I was browsing Drudge Report today and came across a new study today claiming that gas is as affordable today as the 1960's. A priori, the claim sounds ridiculous, as it seems completely out of touch with reality (my doubts were confirmed when going over the study's methodology). However, amusement quickly turned to dismay as it was apparently produced by the CATO institute, probably the publicly well-known libertarian think tank.

I was bothered by two reasons. First, that while CATO thinks that it may be making a reasoned argument (an argument that I'll deconstruct later), common experience by most people rejects the idea that gas prices are affordable. This disconnect caused a fury of comments to the article, claiming that CATO is out of touch with reality.

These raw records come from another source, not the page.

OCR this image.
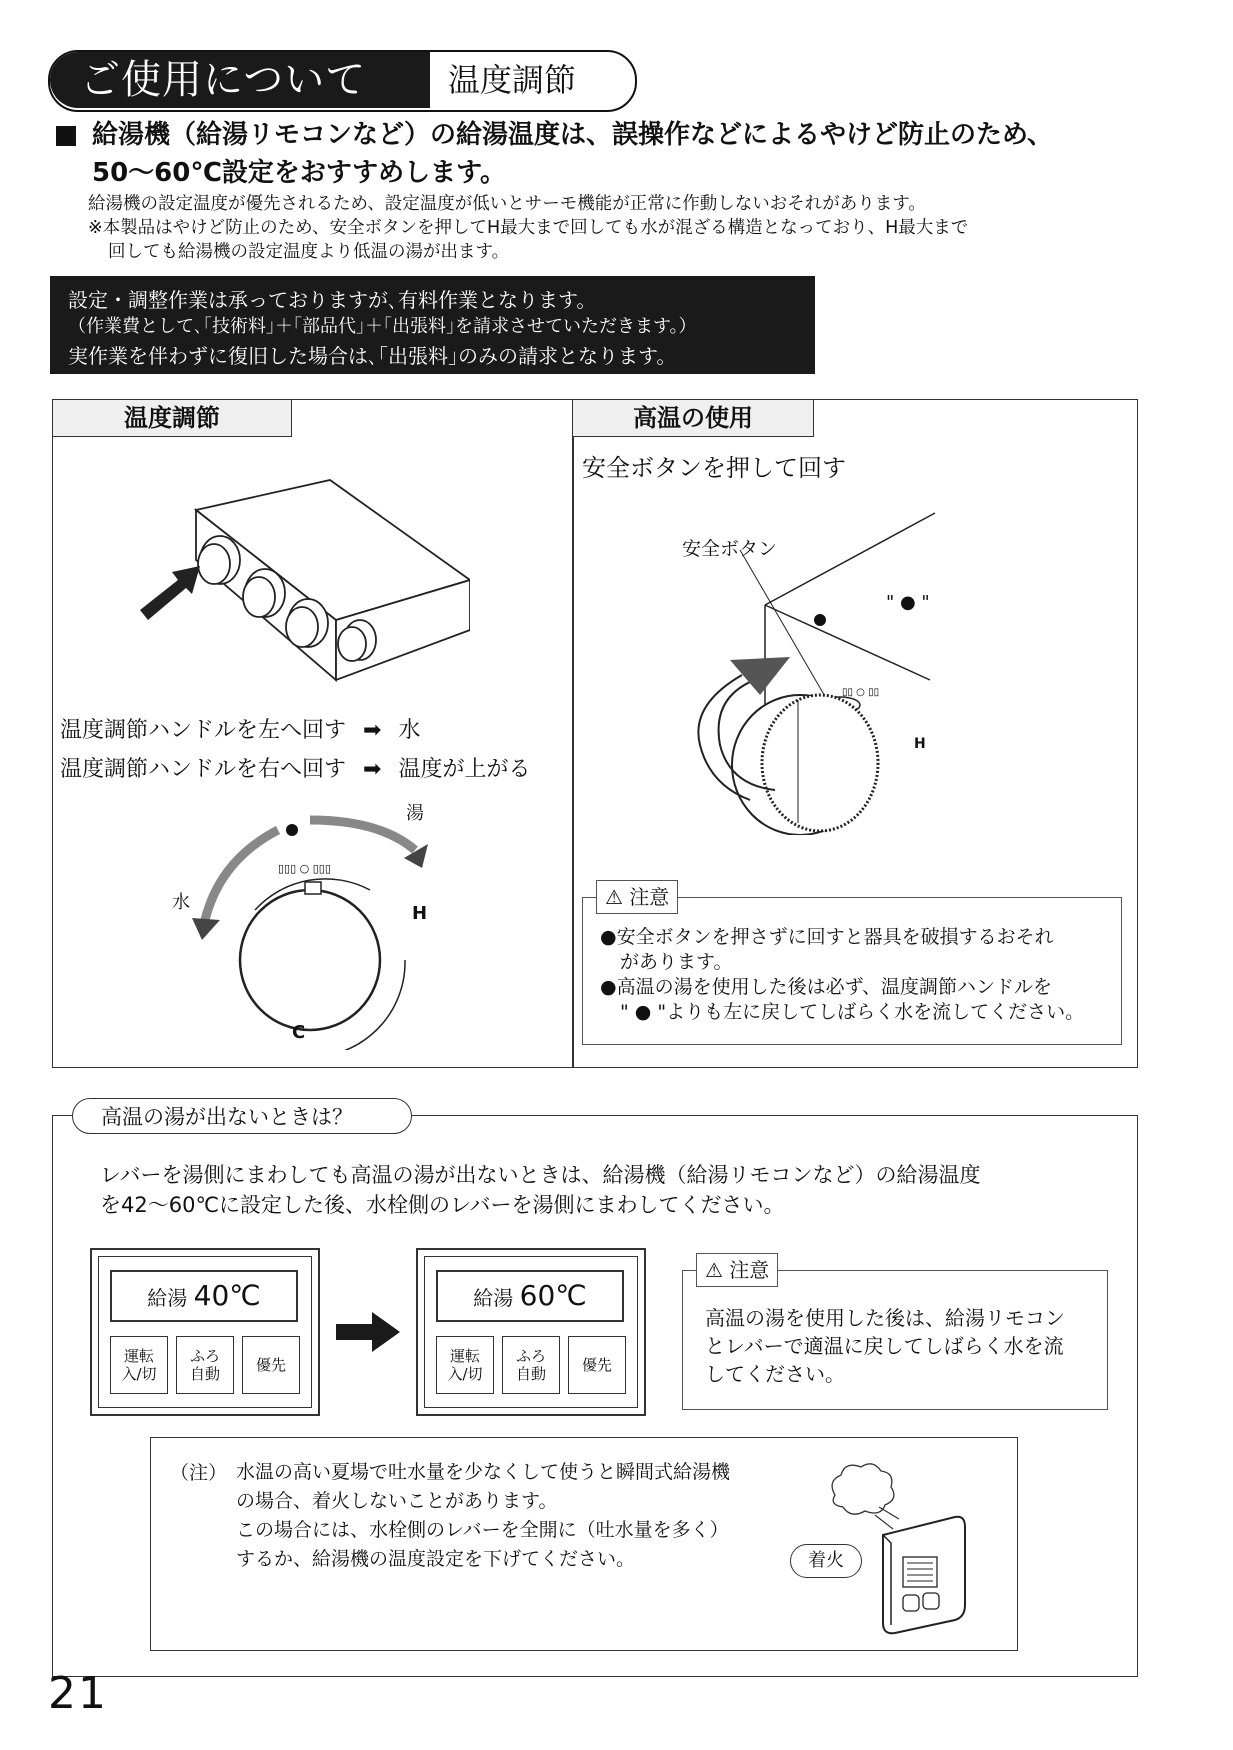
ご使用について	温度調節
給湯機（給湯リモコンなど）の給湯温度は、誤操作などによるやけど防止のため、
50～60℃設定をおすすめします。
給湯機の設定温度が優先されるため、設定温度が低いとサーモ機能が正常に作動しないおそれがあります。
※本製品はやけど防止のため、安全ボタンを押してH最大まで回しても水が混ざる構造となっており、H最大まで
回しても給湯機の設定温度より低温の湯が出ます。
設定・調整作業は承っておりますが､有料作業となります。
（作業費として､｢技術料｣＋｢部品代｣＋｢出張料｣を請求させていただきます。）
実作業を伴わずに復旧した場合は､｢出張料｣のみの請求となります。
温度調節
温度調節ハンドルを左へ回す ➡ 水
温度調節ハンドルを右へ回す ➡ 温度が上がる
▯▯▯ ○ ▯▯▯
湯
水
H
C
高温の使用
安全ボタンを押して回す
▯▯ ○ ▯▯
安全ボタン
" ● "
H
⚠ 注意
●安全ボタンを押さずに回すと器具を破損するおそれ
があります。
●高温の湯を使用した後は必ず、温度調節ハンドルを
" ● "よりも左に戻してしばらく水を流してください。
高温の湯が出ないときは？
レバーを湯側にまわしても高温の湯が出ないときは、給湯機（給湯リモコンなど）の給湯温度
を42～60℃に設定した後、水栓側のレバーを湯側にまわしてください。
給湯 40℃
運転
入/切
ふろ
自動	優先
給湯 60℃
運転
入/切
ふろ
自動	優先
⚠ 注意
高温の湯を使用した後は、給湯リモコン
とレバーで適温に戻してしばらく水を流
してください。
（注） 水温の高い夏場で吐水量を少なくして使うと瞬間式給湯機
の場合、着火しないことがあります。
この場合には、水栓側のレバーを全開に（吐水量を多く）
するか、給湯機の温度設定を下げてください。	着火
21
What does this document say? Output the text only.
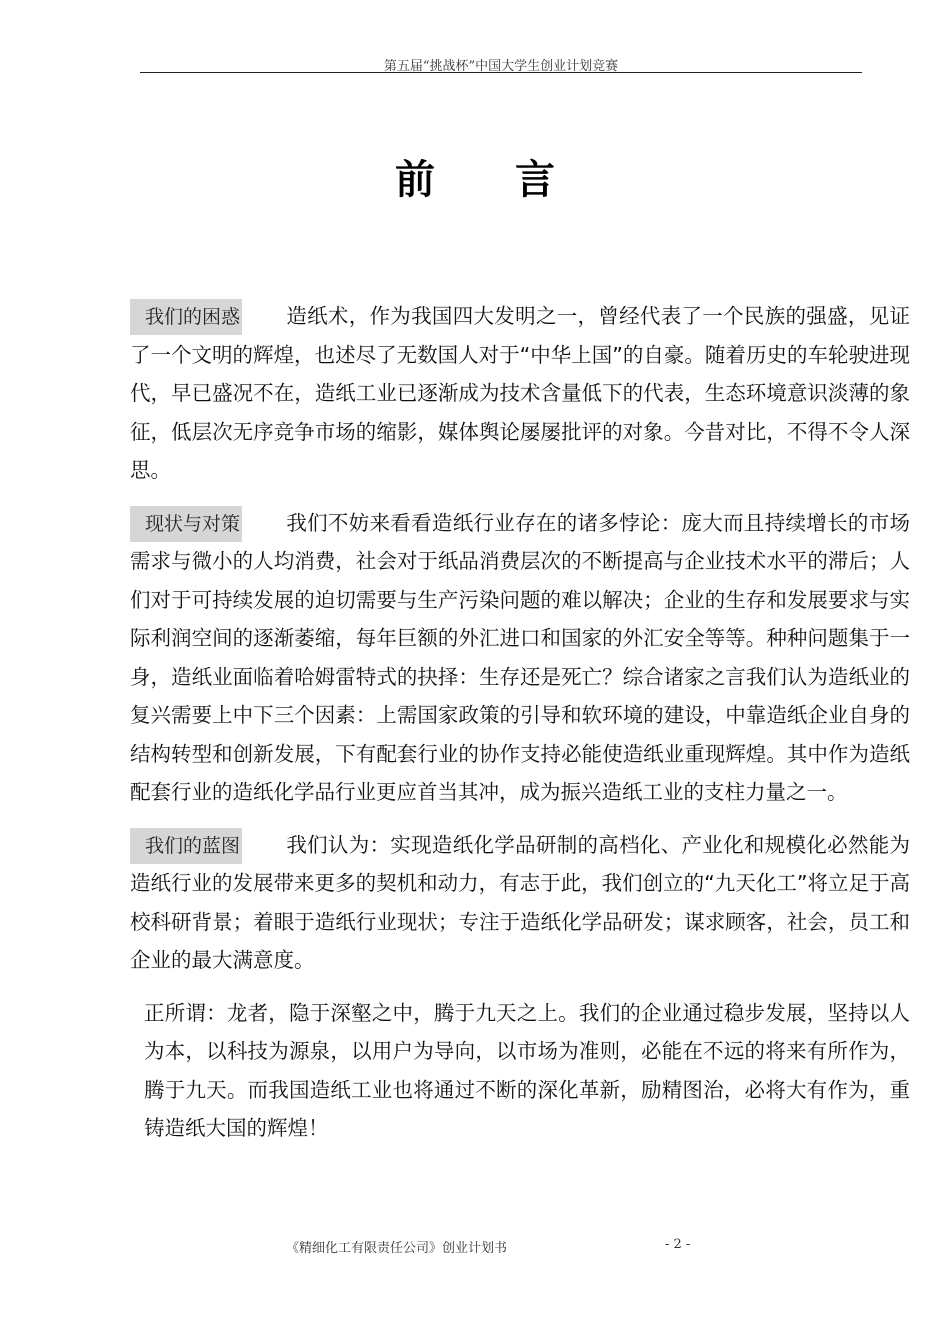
第五届“挑战杯”中国大学生创业计划竞赛
前言

我们的困惑 造纸术，作为我国四大发明之一，曾经代表了一个民族的强盛，见证了一个文明的辉煌，也述尽了无数国人对于“中华上国”的自豪。随着历史的车轮驶进现代，早已盛况不在，造纸工业已逐渐成为技术含量低下的代表，生态环境意识淡薄的象征，低层次无序竞争市场的缩影，媒体舆论屡屡批评的对象。今昔对比，不得不令人深思。

现状与对策 我们不妨来看看造纸行业存在的诸多悖论：庞大而且持续增长的市场需求与微小的人均消费，社会对于纸品消费层次的不断提高与企业技术水平的滞后；人们对于可持续发展的迫切需要与生产污染问题的难以解决；企业的生存和发展要求与实际利润空间的逐渐萎缩，每年巨额的外汇进口和国家的外汇安全等等。种种问题集于一身，造纸业面临着哈姆雷特式的抉择：生存还是死亡？综合诸家之言我们认为造纸业的复兴需要上中下三个因素：上需国家政策的引导和软环境的建设，中靠造纸企业自身的结构转型和创新发展，下有配套行业的协作支持必能使造纸业重现辉煌。其中作为造纸配套行业的造纸化学品行业更应首当其冲，成为振兴造纸工业的支柱力量之一。

我们的蓝图 我们认为：实现造纸化学品研制的高档化、产业化和规模化必然能为造纸行业的发展带来更多的契机和动力，有志于此，我们创立的“九天化工”将立足于高校科研背景；着眼于造纸行业现状；专注于造纸化学品研发；谋求顾客，社会，员工和企业的最大满意度。

正所谓：龙者，隐于深壑之中，腾于九天之上。我们的企业通过稳步发展，坚持以人为本，以科技为源泉，以用户为导向，以市场为准则，必能在不远的将来有所作为，腾于九天。而我国造纸工业也将通过不断的深化革新，励精图治，必将大有作为，重铸造纸大国的辉煌！

《精细化工有限责任公司》创业计划书	- 2 -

Of course, what the commentariat does not know is that even many libertarians think that CATO is out of touch with reality, as a quick search of CATO on another popular libertarian site will reveal. CATO is merely reinforcing the stereotype that libertarians are out-of-touch moneyed elites (a false claim; if you drew a Venn diagram those two groups would hardly intersect).

This leads me to the second point, and that is that this CATO publication doesn't do anything to bring to light the core tenets of libertarianism: individualism and personal liberty. It almost seems like they are being polyannas for the current economic system (which isn't a free market, despite what the socialists claim). In fact, CATO's argument that standards of living have improved runs counter to an argument made on the Libertarian Party's website. Namely, that government intervention has caused standards of living to decline for a typical family:

Let's take a look at a median income family of four in the 1950s. At that time, the Federal income tax amounted to only 2% of the family budget. Americans enjoyed the highest standard of living in the world.

By contrast, in the 1990s, the Federal income tax takes 25% of income for the same family of four. Taxes at all levels -- federal, state, and local; hidden and visible -- take about 50% of a family's income. We must work from January to June just to pay taxes.

It now requires two paychecks to keep many families from going bankrupt. Typically, a working mother brings home 32% of a family's income.

So, whether she chooses to work -- or must work to make ends meet -- taxes have stolen her contribution to the family budget. In other words, one spouse now works all year just to pay taxes.

Admittedly, CATO is only specifically looking at gasoline prices as an element of income. However, what's defined as "income" here is very suspect. The statistician who created this report is playing fancy shell game with the numbers. Namely, the "income" being used in the study is "average disposable income". There is an important difference in the definition between median and average (arithmetic mean). The average value can be easily distorted by outliers in the data (for example: Bill Gates), who has literally billions of dollars of disposable income. Median is more meaningful in economic data. Another problem is the meaning of "disposable". What costs are subtracted that are not considered "disposable"? What was a necessity in 1960 may not be a necessity in 2008, and vice versa. A personal computer, car, and cell phone, are considered indispensable today. In 1960, a stay-at-home-wife was considered indispensable. What amount of income is disposable is subjective, and cannot possibly be objectively measured. Even the definition of "income" is suspect. For example, there was a unique occurrence in the past decade where people cashed out the equity in their homes, and this shows up as "disposable income" as people bought SUVs, family vacations, and other fancy toys. However, while some view equity as "untapped wealth", taking out money in your home is merely assuming more debt. Money that has to be paid back later is not income.

My proposal to this study is to simply use median household income, minus income taxes, without adjusting for inflation. This information is relatively easy to obtain. Same goes for gas prices. In estimating how much pain people are feeling at the pump, find the median number of miles driven per household and the median fuel economy each year (a more difficult task). Following this methodology you'll probably find a much different result than CATO, and probably more in line with a typical person's experience. What conclusions will you be able to formulate on libertarianism though? Probably none.